I was just as keen to see Victoria Hamilton playing Viola. She is not well known in the United States, although much respected in British theatrical circles -- well, she would be, to be cast alongside Jacobi, wouldn't she? Hamilton provided the only light and humanity as Cordelia in Richard Eyre's otherwise nearly unwatchable King Lear for TV, and was also outstanding playing her namesake in the historical soap opera Victoria and Albert. I was not disappointed. She offered comic aplomb and touching lovesickness in this Twelfth Night. The rest of the cast was mostly excellent, although I thought Indira Varma (who played Titus Pullo's ill-fated wife in the HBO Rome) was a bit too coy and superficial as Olivia.
Titian, Bacchus and Ariadne
The National Gallery
Before and after Twelfth Night, I was able to spend a little time in the National Gallery (fortunately only a five-minute walk from the theater). This gallery of paintings is in every respect worthy of the great nation that Britain once was, and one would like to think, might someday be again.
I began in the Dutch section where I was reacquainted with "old friends" by Rembrandt, Vermeer, Metsu, Teniers, De Hoogh, and Jacob van Ruisdael. The latter is my favorite landscape painter of all time, and I usually have his paintings to myself, because he is anything but a crowd pleaser. But those swelling, metallic clouds -- the somber shadowed countryside with a spotlit patch of sunlight -- the liquid silver streams ... these chilly views of Holland are sad, contemplative, Zen-like in their perfect stillness, catching eternity in every branch and leaf.
After the play, I returned to the gallery to those geniuses of the Italian late Renaissance, Titian, Veronese, Tintoretto, all astonishing colorists in their individual ways. No matter how many times I see it (I guess this was the fourth time), Titian's Bacchus and Ariadne blows my mind. But I made it a point to absorb some of the master's other, less spectacular pictures, which were also compelling my admiration ...
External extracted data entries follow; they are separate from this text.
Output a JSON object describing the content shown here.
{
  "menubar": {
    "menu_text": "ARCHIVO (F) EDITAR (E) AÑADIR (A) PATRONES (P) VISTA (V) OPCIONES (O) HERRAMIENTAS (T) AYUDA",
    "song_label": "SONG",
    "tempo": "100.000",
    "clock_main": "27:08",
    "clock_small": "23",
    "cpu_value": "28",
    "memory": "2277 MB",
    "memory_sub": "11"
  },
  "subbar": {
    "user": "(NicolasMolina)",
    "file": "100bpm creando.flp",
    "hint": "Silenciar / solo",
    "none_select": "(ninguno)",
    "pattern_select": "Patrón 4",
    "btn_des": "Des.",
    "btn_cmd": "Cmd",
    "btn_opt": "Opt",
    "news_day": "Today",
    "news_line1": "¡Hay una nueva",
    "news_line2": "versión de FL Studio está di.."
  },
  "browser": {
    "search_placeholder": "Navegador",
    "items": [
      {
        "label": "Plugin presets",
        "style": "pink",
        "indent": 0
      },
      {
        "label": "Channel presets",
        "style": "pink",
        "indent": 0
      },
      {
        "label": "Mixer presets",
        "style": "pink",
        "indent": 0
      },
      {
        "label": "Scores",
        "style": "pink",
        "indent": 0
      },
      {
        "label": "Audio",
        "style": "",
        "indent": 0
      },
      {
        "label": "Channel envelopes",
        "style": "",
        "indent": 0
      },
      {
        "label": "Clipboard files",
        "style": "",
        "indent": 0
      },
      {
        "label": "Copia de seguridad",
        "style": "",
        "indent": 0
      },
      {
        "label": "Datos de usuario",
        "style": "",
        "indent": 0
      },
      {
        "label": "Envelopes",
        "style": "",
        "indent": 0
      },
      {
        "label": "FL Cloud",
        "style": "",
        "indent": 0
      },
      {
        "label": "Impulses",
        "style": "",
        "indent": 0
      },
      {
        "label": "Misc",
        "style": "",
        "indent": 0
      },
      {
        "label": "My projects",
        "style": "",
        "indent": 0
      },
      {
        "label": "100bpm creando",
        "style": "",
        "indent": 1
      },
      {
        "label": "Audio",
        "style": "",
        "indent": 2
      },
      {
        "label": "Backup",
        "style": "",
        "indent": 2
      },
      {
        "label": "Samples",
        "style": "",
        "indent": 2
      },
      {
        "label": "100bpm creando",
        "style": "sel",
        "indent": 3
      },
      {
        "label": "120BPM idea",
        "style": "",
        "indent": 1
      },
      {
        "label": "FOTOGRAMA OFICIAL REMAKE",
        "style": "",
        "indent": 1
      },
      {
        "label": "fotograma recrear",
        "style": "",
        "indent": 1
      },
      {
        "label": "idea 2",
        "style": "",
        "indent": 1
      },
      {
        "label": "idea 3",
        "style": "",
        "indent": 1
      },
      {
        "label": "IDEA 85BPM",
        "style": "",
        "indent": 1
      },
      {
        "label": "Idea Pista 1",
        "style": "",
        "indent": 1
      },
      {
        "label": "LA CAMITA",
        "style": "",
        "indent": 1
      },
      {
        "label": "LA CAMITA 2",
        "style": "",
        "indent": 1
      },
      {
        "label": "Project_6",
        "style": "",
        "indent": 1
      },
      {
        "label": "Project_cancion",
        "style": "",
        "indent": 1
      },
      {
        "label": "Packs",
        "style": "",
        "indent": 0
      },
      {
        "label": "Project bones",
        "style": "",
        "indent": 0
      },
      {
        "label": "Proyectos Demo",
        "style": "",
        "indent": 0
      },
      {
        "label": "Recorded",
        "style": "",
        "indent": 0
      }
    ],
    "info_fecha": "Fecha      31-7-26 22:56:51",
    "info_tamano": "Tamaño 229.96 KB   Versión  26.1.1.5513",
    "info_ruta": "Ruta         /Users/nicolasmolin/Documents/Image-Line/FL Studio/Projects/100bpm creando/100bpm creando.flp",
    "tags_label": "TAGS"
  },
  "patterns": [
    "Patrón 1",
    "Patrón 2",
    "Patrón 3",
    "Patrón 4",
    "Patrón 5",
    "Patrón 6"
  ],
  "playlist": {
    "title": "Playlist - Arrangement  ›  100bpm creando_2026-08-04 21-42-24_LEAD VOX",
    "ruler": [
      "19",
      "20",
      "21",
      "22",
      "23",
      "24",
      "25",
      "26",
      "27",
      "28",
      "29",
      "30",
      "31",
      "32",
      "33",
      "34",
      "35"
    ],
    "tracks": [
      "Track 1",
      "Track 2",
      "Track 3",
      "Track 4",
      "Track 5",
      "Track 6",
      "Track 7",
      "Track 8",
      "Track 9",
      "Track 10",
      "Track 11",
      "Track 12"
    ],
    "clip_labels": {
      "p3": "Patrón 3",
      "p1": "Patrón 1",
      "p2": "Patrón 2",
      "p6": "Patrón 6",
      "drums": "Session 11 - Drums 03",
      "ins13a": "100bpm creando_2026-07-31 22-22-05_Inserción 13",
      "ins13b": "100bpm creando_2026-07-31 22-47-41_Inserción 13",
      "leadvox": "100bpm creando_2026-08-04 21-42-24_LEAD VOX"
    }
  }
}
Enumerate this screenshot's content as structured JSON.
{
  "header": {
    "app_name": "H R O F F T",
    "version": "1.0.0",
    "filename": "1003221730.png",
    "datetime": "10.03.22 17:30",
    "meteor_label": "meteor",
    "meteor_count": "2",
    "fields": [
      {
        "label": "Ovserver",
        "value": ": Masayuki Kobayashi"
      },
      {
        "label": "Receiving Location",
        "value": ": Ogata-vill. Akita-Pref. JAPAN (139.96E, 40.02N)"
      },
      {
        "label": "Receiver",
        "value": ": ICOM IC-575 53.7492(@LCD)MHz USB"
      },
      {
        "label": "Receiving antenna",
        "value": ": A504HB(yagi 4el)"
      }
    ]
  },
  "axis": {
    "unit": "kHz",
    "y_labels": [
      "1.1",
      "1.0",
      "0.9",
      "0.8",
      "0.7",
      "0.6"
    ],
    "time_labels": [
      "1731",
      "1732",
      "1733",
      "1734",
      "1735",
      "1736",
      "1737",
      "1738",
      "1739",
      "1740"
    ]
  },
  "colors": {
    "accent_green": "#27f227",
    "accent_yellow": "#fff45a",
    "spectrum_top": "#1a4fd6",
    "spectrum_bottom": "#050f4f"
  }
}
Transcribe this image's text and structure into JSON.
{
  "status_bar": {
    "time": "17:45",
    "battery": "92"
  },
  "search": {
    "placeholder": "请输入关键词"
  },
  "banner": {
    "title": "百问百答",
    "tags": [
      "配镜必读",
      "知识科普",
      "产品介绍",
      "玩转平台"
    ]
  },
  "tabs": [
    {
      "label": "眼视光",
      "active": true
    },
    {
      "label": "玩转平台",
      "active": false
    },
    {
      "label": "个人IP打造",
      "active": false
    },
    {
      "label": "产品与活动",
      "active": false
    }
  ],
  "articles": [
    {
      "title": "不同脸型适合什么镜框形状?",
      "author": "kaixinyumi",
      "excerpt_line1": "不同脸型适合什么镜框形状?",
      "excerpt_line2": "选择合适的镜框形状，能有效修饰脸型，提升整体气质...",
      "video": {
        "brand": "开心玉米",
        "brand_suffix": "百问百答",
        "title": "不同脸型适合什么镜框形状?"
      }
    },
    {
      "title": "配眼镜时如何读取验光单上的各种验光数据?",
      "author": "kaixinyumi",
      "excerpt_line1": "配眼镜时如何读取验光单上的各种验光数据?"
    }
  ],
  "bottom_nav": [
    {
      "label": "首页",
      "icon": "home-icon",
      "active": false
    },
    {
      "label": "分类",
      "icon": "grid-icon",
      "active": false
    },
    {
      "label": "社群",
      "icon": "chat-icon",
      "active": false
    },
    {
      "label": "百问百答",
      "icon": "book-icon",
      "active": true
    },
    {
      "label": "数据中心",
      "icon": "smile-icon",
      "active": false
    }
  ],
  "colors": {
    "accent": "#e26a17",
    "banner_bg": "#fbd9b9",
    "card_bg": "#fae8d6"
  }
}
When it was announced that the gallery would shortly be closing, at 6 p.m. A disappointment because the museum normally stays open until 9 on Wednesdays, but it being New Year's Eve ...
I used the last few minutes to try to impress on my mind one Tintoretto that I really wanted to "keep" -- but I find now that I cannot recall it, even its name. More time, more time, please.
But that's London. There is always so much more, just around the corner. You can't quite grasp its essence, it is too big, too varied, elusive. You leave impressed beyond words, but London is not yours, will never be yours, will only allow you glimpses of its own past magnificence that lingers in places, and the treasures it holds from every civilization since humans began making things that would last longer than their individual lives.
It is older than you in your present incarnation and will not yield all its secrets. So this city that began as Londinium, for the Romans who braved the back of the northern wind, bids you to return to know still more of it, but not enough, not ever enough.